2. Vérité formelle, vérité matérielle - En logique classique, le principe de non-contradiction m'interdit de formuler simultanément et à propos du même objet une affirmation et sa négation. Je ne peux rationnellement dire "Il pleut et il ne pleut pas" - du moins relativement à ce dont m'informe ma perception quant au milieu proche. Je n'ai donc une chance de dire vrai qu'en respectant certaines règles.
- Ces règles sont celles de la logique, et elles sont bien les seules à considérer dans les discours qui n'évoquent pas d'objets - par exemple en mathématiques -. La vérité est alors qualifiée de formelle, puisqu'elle ne s'intéresse qu'à la forme du discours, à sa cohérence interne. En partant d'un certain nombre de propositions premières, je devrai respecter les règles de la déduction pour élaborer toutes les propositions ultérieurement possibles. La rigueur qui caractérise cette vérité formelle a durablement fasciné la philosophie : Descartes en déduit que l'évidence est le critère même du vrai, mais l'évidence, outre qu'elle risque d'être subjective, ne caractérise pas nécessairement les axiomes, et dans les cas où une démonstration est très longue, elle n'est pas davantage présente.
- Lorsque le langage évoque les choses du monde, il faut garantir que les termes ou symboles utilisés sont adaptés à ce que je saisis du monde. Cette vérité matérielle ou empirique suppose qu'à chaque élément de l'expérience correspond un symbole - dont la définition doit être stricte et complète : aux exigences de forme s'ajoutent celles concernant le "contenu" du langage. C'est le cas dans toutes les sciences, étant admis depuis Kant que leur discours vise, non les choses en elles-mêmes, mais bien ce qui nous en apparaît (les phénomènes).

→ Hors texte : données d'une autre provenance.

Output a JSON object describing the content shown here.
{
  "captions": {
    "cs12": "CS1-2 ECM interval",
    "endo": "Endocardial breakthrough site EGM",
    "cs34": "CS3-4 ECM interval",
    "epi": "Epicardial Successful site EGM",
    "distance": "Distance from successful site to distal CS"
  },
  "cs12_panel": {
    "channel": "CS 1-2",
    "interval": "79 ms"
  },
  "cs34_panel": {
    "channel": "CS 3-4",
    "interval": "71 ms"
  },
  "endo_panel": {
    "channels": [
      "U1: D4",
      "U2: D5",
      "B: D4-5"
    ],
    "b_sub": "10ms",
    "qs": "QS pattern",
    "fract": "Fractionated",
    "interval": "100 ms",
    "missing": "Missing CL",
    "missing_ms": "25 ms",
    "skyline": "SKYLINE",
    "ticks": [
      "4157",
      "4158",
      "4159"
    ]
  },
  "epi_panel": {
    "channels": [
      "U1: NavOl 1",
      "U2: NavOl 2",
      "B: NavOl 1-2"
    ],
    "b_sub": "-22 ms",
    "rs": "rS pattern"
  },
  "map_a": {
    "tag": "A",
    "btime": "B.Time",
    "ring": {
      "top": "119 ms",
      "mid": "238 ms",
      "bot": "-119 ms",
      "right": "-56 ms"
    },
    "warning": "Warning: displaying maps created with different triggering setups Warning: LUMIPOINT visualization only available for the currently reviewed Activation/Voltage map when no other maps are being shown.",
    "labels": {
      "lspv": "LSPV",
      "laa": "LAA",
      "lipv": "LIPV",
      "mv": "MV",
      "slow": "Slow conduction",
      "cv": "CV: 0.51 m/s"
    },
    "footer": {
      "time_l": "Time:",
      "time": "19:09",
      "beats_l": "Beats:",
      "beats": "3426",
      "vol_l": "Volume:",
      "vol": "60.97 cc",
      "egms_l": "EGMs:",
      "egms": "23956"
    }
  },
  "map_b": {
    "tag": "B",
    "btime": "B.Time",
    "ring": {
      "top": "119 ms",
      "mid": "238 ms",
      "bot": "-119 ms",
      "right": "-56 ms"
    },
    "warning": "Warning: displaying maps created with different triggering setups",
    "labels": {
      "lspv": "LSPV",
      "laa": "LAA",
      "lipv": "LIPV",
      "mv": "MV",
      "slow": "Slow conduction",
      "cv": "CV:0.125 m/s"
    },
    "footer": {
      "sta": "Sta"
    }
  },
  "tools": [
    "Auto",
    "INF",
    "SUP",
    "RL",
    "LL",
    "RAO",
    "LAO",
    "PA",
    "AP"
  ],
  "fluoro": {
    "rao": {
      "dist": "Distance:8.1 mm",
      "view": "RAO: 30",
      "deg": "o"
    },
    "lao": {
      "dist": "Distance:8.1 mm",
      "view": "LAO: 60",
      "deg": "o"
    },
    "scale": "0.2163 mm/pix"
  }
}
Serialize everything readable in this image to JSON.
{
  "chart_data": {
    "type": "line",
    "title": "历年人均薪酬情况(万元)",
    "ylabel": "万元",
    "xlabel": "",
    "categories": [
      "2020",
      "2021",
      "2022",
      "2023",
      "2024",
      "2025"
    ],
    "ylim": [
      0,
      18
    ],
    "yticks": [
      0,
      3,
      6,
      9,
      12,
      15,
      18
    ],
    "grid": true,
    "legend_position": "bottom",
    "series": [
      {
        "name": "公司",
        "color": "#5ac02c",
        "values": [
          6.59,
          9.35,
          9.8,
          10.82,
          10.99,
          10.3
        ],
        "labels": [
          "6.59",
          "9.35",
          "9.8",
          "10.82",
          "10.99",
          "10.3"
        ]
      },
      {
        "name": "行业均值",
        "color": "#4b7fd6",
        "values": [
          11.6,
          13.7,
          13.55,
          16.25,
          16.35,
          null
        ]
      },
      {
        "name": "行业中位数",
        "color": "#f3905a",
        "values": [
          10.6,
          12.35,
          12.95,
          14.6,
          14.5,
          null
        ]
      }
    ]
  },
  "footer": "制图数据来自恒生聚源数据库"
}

3. Des vérités non scientifiques - En affirmant que notre connaissance est déterminée par la structure de notre esprit, Kant prend soin d'indiquer qu'au-delà reste ouvert le domaine de la pensée. C'est donc cette dernière qui, dépassant l'expérience, doit élaborer la métaphysique, puisqu'elle n'est constituée que d'idées pures. Comment, dès lors, prétendre accéder à des vérités métaphysiques ? Ne risque-t-on pas, en l'absence de tout garde-fou, de dire n'importe quoi (par exemple, en prétendant démontrer l'existence de Dieu) ? Pour y échapper, faut-il renoncer à la métaphysique ?
- Que la science soit le seul discours qui puisse nous fournir des vérités, c'est ce qu'affirmait l'idéologie scientiste - dont les chercheurs contemporains se gardent bien. On peut admettre en effet qu'une place soit réservée pour d'autres vérités que les vérités scientifiques : vérités morales, religieuses, ou métaphysiques.
- Elles ne peuvent être de simples opinions, injustifiables et susceptibles de refuser toute contradiction. Les vérités de cet ordre sont respectables si elles visent une certaine cohérence, ou sont en accord avec des conduites. Lorsque Kant postule l'existence de Dieu, de l'immortalité de l'âme et de la liberté, c'est précisément pour confirmer la cohérence globale de la morale et du monde, c'est-à-dire en introduisant certaines exigences de la vérité formelle dans une métaphysique privée des critères empiriques de la vérité.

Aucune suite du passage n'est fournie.